Ebook: German Medical Data Sciences: Visions and Bridges
We live in an age characterized by computerized information, but ubiquitous information technology has profoundly changed our healthcare systems and, if not adequately trained to deal with it, healthcare professionals can all too easily be overwhelmed by the complexity and magnitude of the data. This demands new skills from physicians as well as novel ways to provide medical knowledge.

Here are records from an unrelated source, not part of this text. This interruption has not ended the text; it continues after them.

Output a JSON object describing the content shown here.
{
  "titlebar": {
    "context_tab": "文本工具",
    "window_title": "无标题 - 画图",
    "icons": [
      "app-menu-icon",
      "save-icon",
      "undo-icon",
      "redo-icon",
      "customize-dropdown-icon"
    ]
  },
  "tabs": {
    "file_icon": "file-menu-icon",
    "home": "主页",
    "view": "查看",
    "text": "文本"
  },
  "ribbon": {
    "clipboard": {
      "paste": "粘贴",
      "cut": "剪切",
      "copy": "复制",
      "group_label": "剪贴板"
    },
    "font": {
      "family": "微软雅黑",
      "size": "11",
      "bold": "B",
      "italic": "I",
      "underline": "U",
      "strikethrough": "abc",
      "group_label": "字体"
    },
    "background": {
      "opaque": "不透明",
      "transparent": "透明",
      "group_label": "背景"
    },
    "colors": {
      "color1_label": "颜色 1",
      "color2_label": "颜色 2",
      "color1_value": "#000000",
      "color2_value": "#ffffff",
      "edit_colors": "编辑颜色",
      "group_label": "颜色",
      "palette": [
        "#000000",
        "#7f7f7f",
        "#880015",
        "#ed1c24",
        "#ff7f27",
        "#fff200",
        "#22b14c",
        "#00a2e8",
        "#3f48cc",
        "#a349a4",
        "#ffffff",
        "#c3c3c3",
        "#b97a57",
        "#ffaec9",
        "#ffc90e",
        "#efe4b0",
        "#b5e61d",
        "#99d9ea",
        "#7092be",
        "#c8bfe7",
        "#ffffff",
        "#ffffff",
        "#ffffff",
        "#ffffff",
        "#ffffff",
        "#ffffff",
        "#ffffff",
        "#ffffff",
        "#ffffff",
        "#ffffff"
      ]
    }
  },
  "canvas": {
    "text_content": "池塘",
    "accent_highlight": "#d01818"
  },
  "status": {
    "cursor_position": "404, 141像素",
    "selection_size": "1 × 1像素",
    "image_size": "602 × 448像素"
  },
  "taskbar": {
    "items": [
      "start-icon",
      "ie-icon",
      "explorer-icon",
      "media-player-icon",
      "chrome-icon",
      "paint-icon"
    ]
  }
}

Selecting and assessing relevant information presents a challenge which can only be met by bridging the various disciplines in healthcare and the data sciences.
This book presents the proceedings of the 62nd annual meeting of the German Association of Medical Informatics, Biometry and Epidemiology (German Medical Data Sciences – GMDS 2017): Visions and Bridges, held in Oldenburg, Germany, in September 2017. The 242 submissions to the conference included 77 full papers, of which 42 were accepted for publication here after rigorous review. These are divided into 7 sections: teaching and training; epidemiological surveillance, screening and registration; research methods; IT infrastructure for biomedical research/data integration centers; healthcare information systems; interoperability – standards, terminologies, classification; and biomedical informatics, innovative algorithms and signal processing.
The book provides a vision for healthcare in the information age, and will be of interest to all those concerned with improving clinical decision making and the effectiveness and efficiency of health systems using data methods and technology.
We are living in the information age, characterized by the shift from traditional industry to an economy based on information computerization. Ten years after the first iPhone appeared on the market, digitization has become habitual: there is hardly any professional or private area in this world not affected by digitization. This also applies to health care.
Our vision for healthcare in the information age is to improve clinical decision making and the effectiveness and efficiency of health systems by data methods and technology:
• Integrate available data and information for biomedical research.
• Provide information, knowledge and decision support to patients and healthcare professionals.
As medical data scientists, we develop methods for clinical research and provide them to clinical researchers, manufacturers and clinicians. In the information age, we are important actors in the health care systems.
Ubiquitous information technology profoundly changes the sociotechnical system of health care: Patients are empowered by information technology, health care professionals are overwhelmed by the complexity and the magnitude of the data, not being trained to deal with it. This accelerates shared decision-making, requiring other skills from physicians as well as new ways to how medical knowledge is provided. As of now, availability of information is not the crucial point. Rather, selecting relevant information and assessing the quality of the information remains a challenge.
Information technology also has an impact on hierarchy and communication paths in the hospitals. Similar to the development, introduction and evaluation of new medical procedures, we must understand all effects on the target system in the application of information technology. This is an obligatory prerequisite to determine the benefit of what and to be able to control the risks of side effects. We have to face the fact that the increasing impact of information technology on patient care is directly linked to our own commitment to apply the principles of evidence-based medicine.
We can only master this challenge together: It is necessary for all stakeholders, scientist, clinicians and patients to work together in research and health care. We need to bridge!
• Bridging the various disciplines in the Data Sciences
• Bridging data scientists and clinicians
• Bridging different healthcare professionals
• Bridging science and society
• Bridging providers and patients!
GMDS 2017 catalyzes constructing these bridges.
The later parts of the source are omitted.